WASHINGTON ― A powerful Republican senator on Monday stalled the Trump administration’s plans to sell billions of dollars worth of weapons to Saudi Arabia and other U.S.-friendly countries in the Persian Gulf.
Sen. Bob Corker (R-Tenn.), the chair of the Senate foreign relations committee, wrote to Secretary of State Rex Tillerson to say his panel will not clear any arms sales to the six-country Gulf Cooperation Council until the committee is confident that the GCC and the Trump team are working to engage Qatar, a GCC member and the host of the largest American military base in the Middle East.
Saudi Arabia, the United Arab Emirates and Bahrain ― huge consumers of American military technology ― cut off ties with Qatar on June 5 over its alleged support for terror and ties to Iran. Egypt and a handful of other non-GCC countries followed suit. (The other two countries in the GCC, Oman and Kuwait, have remained neutral in the dispute.)

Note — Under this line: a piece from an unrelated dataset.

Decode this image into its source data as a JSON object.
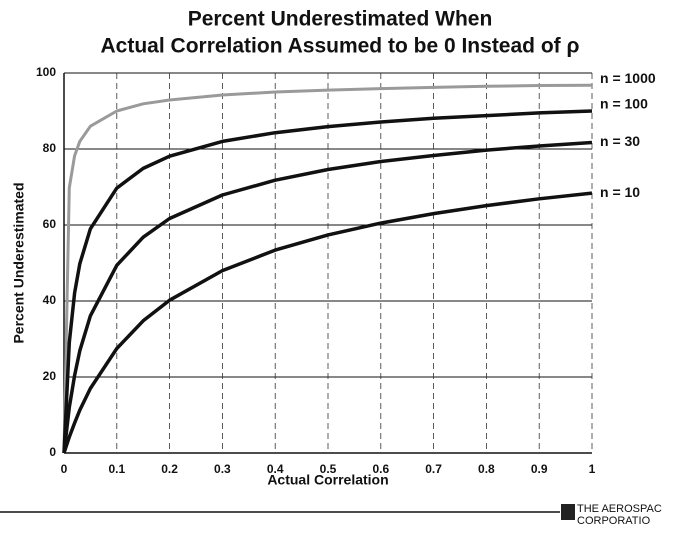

“I could not have been more pleased with the President’s recent trip to Saudi Arabia. The unity of the Gulf States and their commitment to security cooperation were welcome steps forward,” Corker wrote in his Monday letter. “Unfortunately, the GCC did not take advantage of the summit and instead chose to devolve into conflict. All countries in the region need to do more to combat terrorism, but recent disputes among the GCC countries only serve to hurt efforts to fight ISIS and counter Iran.”
Corker’s committee and its counterpart in the lower chamber, the House foreign affairs committee, have the ability to review arms deals once the executive branch officially proposes them. Corker’s approval is needed for sales to go forward.
The senator’s announcement will cover any weapons packages that have not yet been formally notified to Congress, a Corker aide told HuffPost in a Monday afternoon email.
That means it could affect huge chunks of President Donald Trump’s planned $110 billion deal with Saudi Arabia, as well as other sales to the UAE, Qatar, Kuwait, Oman and Bahrain that the president has said he would welcome because of their potential benefit to the U.S. economy. But it will not affect sales already notified, like a $662 million radar system for the Saudis, or assistance classified as defensive, like training for the Saudi navy, the aide wrote. The aide said it also would not affect the delivery of a $500 million package of precision-guided munitions for Saudi Arabia’s campaign in Yemen that created a controversy in the Senate earlier this month.
Corker has been a relatively steadfast supporter of Trump, with his name at one point even mentioned as a possibility for secretary of state in the new administration.
His surprise announcement shows how frustrated foreign policy heavyweights on both sides of the aisle have become over the Trump administration’s handling of the Qatar crisis and the harsh tactics of the anti-Qatar governments. While Tillerson and Defense Secretary Jim Mattis have sought to encourage negotiations and reaffirm the U.S.-dominated status quo, Trump himself has repeatedly escalated tensions and seemingly sided with the Saudis. Top White House aides Steve Bannon and Jared Kushner have encouraged that course of action, the New York Times revealed Monday, while former Secretary of State Henry Kissinger and others have told Tillerson to keep working as he is and ignore instructions from a flailing White House.
Corker’s move signals faith in a balanced approach that holds all U.S. partners accountable. And it’s sparked hope among activists who say Congress is often too reluctant to stand up to the executive branch and place conditions on weapons packages to induce better behavior from friendly governments.
Andrew Exum, a top Middle East official at the Pentagon under President Barack Obama, said the announcement sent an important message to Saudi Arabia and other nations.
The Saudi and UAE role in the anti-Qatar campaign has boosted worries in Washington that the countries are pursuing policies without considering American priorities. Tillerson’s State Department has been unexpectedly harsh in criticizing their actions, and on Monday, the Washington Post ran an editorial warning about Saudi Arabia’s recently anointed crown prince, Kushner favorite Muhammed bin Salman.
“He’s acquired a lot of admirers, including in the Trump White House, by outlining plans to reform and modernize the Saudi economy, loosen domestic social controls and ― not least ― undertake tens of billions of arms purchases in the United States,” the piece reads. “Yet as Prince [Muhammed bin] Salman formally takes position to succeed his 81-year-old father, King Salman, there is growing reason for doubt about his capabilities ... the [Qatar] boycott risks serious harm to U.S. interests. Like the Yemen war, it should give cause for care in embracing the new Saudi crown prince. Though he may be charming, his adventurism makes him a questionable ally.”